In recent decades, no American president has taken office seeking major involvement in the Middle East. Just as invariably, American presidents have been sucked into the issue and, at times, become intimately entwined in negotiations.
President Bush is no exception, as he plans a likely Middle East summit for early next month, following the Israeli government's historic acceptance on Sunday of a Palestinian claim to statehood.
In the American political context, the timing seems off: Typically, since the Nixon era, US presidents have promoted plans for peace in the Middle East during their first two years in office, not as they launched reelection campaigns. Yet other forces are at work - political reforms by the Palestinians, continued violence in and around Israel, and Bush's own post-Iraq-war promises to his allies. Given that, say Mideast analysts, he has little choice. "This is an extraordinarily important time and one that we ought not to let slip away," said Sandy Berger, former national security adviser to President Clinton, at a Monitor breakfast. "This is only going to move forward with leadership from the United States, and ... from the president."
The Israeli Cabinet's decision to back the international Middle East "road map" to peace revived hope for the plan's future.
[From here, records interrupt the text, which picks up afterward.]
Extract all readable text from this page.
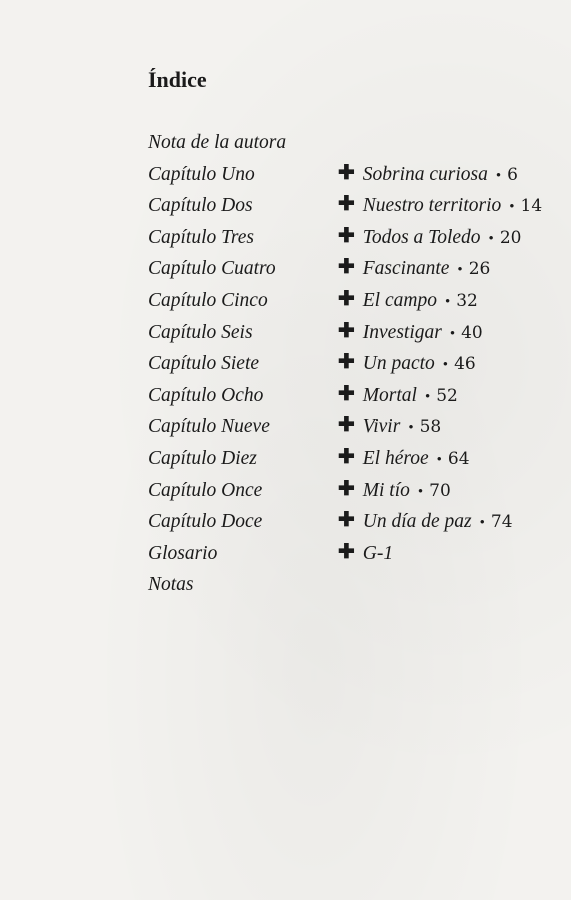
Índice
Nota de la autora
Capítulo Uno	✚ Sobrina curiosa • 6
Capítulo Dos	✚ Nuestro territorio • 14
Capítulo Tres	✚ Todos a Toledo • 20
Capítulo Cuatro	✚ Fascinante • 26
Capítulo Cinco	✚ El campo • 32
Capítulo Seis	✚ Investigar • 40
Capítulo Siete	✚ Un pacto • 46
Capítulo Ocho	✚ Mortal • 52
Capítulo Nueve	✚ Vivir • 58
Capítulo Diez	✚ El héroe • 64
Capítulo Once	✚ Mi tío • 70
Capítulo Doce	✚ Un día de paz • 74
Glosario	✚ G-1
Notas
But that approval came with US concessions to Israel, a wrinkle that makes the Palestinians suspicious. Prime Minister Ariel Sharon was willing to submit the plan to his Cabinet only after a public US commitment that Israeli concerns would be considered as the plan was being implemented.
The Palestinians have already accepted the road map, which lays out steps by each side that would result in a secure Israel and an independent Palestine by 2005. Secretary of State Colin Powell reassured the Palestinians Friday that there was no intention of amending the plan.
Still, Washington's apparent hand-holding of Mr. Sharon reinforced a central question on the US role: How hard will the Bush administration push Israel in the Sisyphean task of bringing peace?
Still riding high with the US public, and especially his conservative base, after the Iraq victory, Bush has momentum. He showed great skill last week in pushing a tax cut through Congress. But whether he'll go to the mat over the Mideast - a crucial issue for the Christian right, a key Bush constituency highly supportive of Israel - remains to be seen. "Will [Bush officials] be willing to use political capital? That's the question," says Shibley Telhami, a Mideast analyst at the University of Maryland. "They have built a very close relationship with Sharon, and they see that as a political asset. Would they want to jeopardize it?"
Thus far, Professor Telhami says, he is not convinced that the administration is willing to make the Middle East a top priority in the remaining months of this term. But either way, he says, the region is risky for Bush.
"The perception in this administration is that it's a losing issue...," says Telhami. "But I think it's also clear to the president that he has to do something for the sake of US credibility, even with close allies like Britain." Thursday's UN vote, which essentially granted the US control of Iraq, also increases pressure on America over the Arab-Israeli issue, he says.
Philip Wilcox, president of the Foundation for Middle East Peace, says talk of a Bush visit to the region suggests that the administration understands the gravity of the situation and that such a trip would arouse tremendous expectations. "This is not something they would want to undertake unless there was a plan for some follow through, because this cannot simply be imagery and symbolism," says Mr. Wilcox. "There has to be substance, or the frustration and disappointment will be even greater, and that will reflect negatively on the administration."
If there's one point that most analysts agree on about the US role in the peace process, it's the centrality of the president himself. No lesser figure - not even the secretary of state - will do, as demonstrated by Mr. Powell's recent, unsuccessful trip to the region. Reports indicate that Sharon told his balky Cabinet Sunday that Bush personally assured him he was committed to Israel's security, and that he trusted Bush. The Cabinet approved the road map with no votes to spare.
White House officials had chided former President Clinton for becoming personally involved in Mideast peace negotiations - ultimately without success - at the end of his presidency. Now Bush appears headed in the same direction. Last June 24, he delivered an important speech calling on the Palestinians to reform their politics and fight terrorism and on Israel to take steps to support the emergence of a viable Palestinian state.
Now, says Nabil Fahmy, Egypt's ambassador to the US, Bush must add new "meat" to his proposals. "As we come close to the one-year anniversary of the June 24 speech, he should make a personal, high-level commitment, with concrete steps, asking the parties to clearly address the concerns of the other," Ambassador Fahmy said at a recent lunch forum. "Unless it becomes his road map, his commitment, we simply won't succeed."